We ended up with quite a collection, most of which was placed in storage.
“At the back of our minds was the creation of a cosy space that was a combination of library and lounge where you could read and – if you wanted – smoke a cigar and drink a glass of port in front of a fire.”
In the 20 years since the couple started Three Tree Hills Lodge, says Simon, “all of us siblings have been collecting information on our mum and the legacy she built”.
Molly Blackburn, a prominent member of the Progressive Federal Party (a fore-runner of the Democratic Alliance) and the Black Sash, was killed in a car crash in the Eastern Cape in 1985. She was 55 years old.
“In my mind, the sacrifices by a lot of the struggle activists in the ’70s, ’80s and early ’90s has largely been overlooked, which is a shame because a wonderful opportunity of nation-building is being lost.
“One needs to remind the people of South Africa that it wasn’t only black people who fought apartheid and died in the process. It upsets me that the government doesn’t do more to acknowledge the fact.
“Our dedication of this library to the memory of Molly Black burn is, in a sense, a protest against this.

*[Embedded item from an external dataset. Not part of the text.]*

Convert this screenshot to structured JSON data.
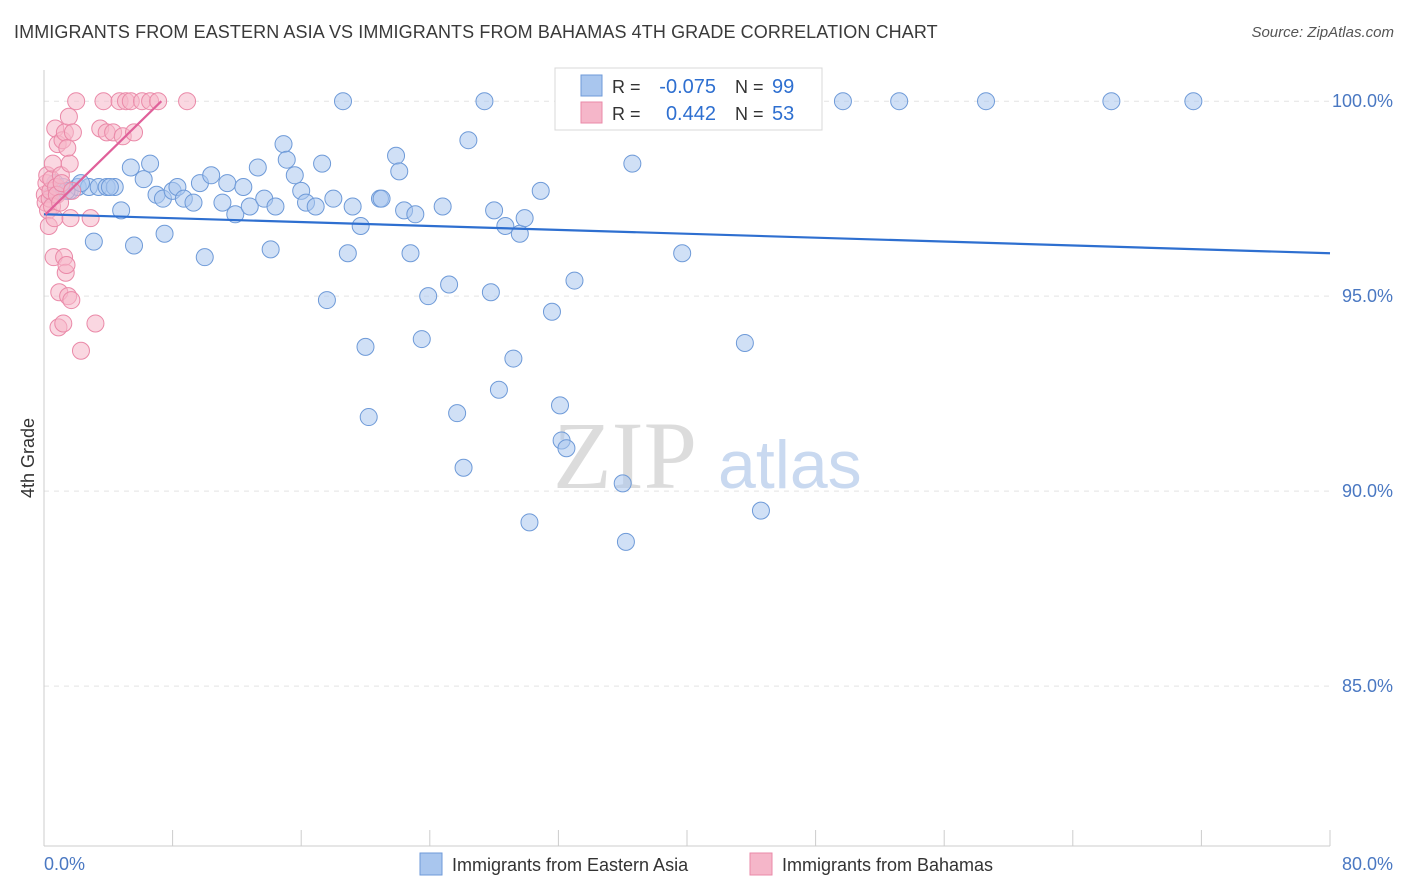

“Yes, white people occupied a position of privilege. However, when you take a stand from a position of privilege, you perhaps do so at greater risk than when you have little or none… especially when you have a family.”
The Blackburns, says Simon “were hounded into being excommunicated from our own social circles because of the brave stand our mother took to end apartheid”.
The political and personal statement made by the library is profound but not overwhelming: the books are an amalgam of popular fiction, Africana, biographies, coffee-table wildlife pictorials and historical recollection.
While the pictures depicting the life and times of Molly Blackburn take pride of place, they are confined to one corner, overlooking the spiral staircase that leads to an extremely well-stocked wine cellar.
The rest are depictions of the Anglo-Boer history of the province, among them many cartoons that graced the pages of some of the great European newspapers that covered the conflict at the time.
It’s a wonderful place to while away a few hours when the midday sun makes it too hot for even mad dogs and Englishmen to sally forth.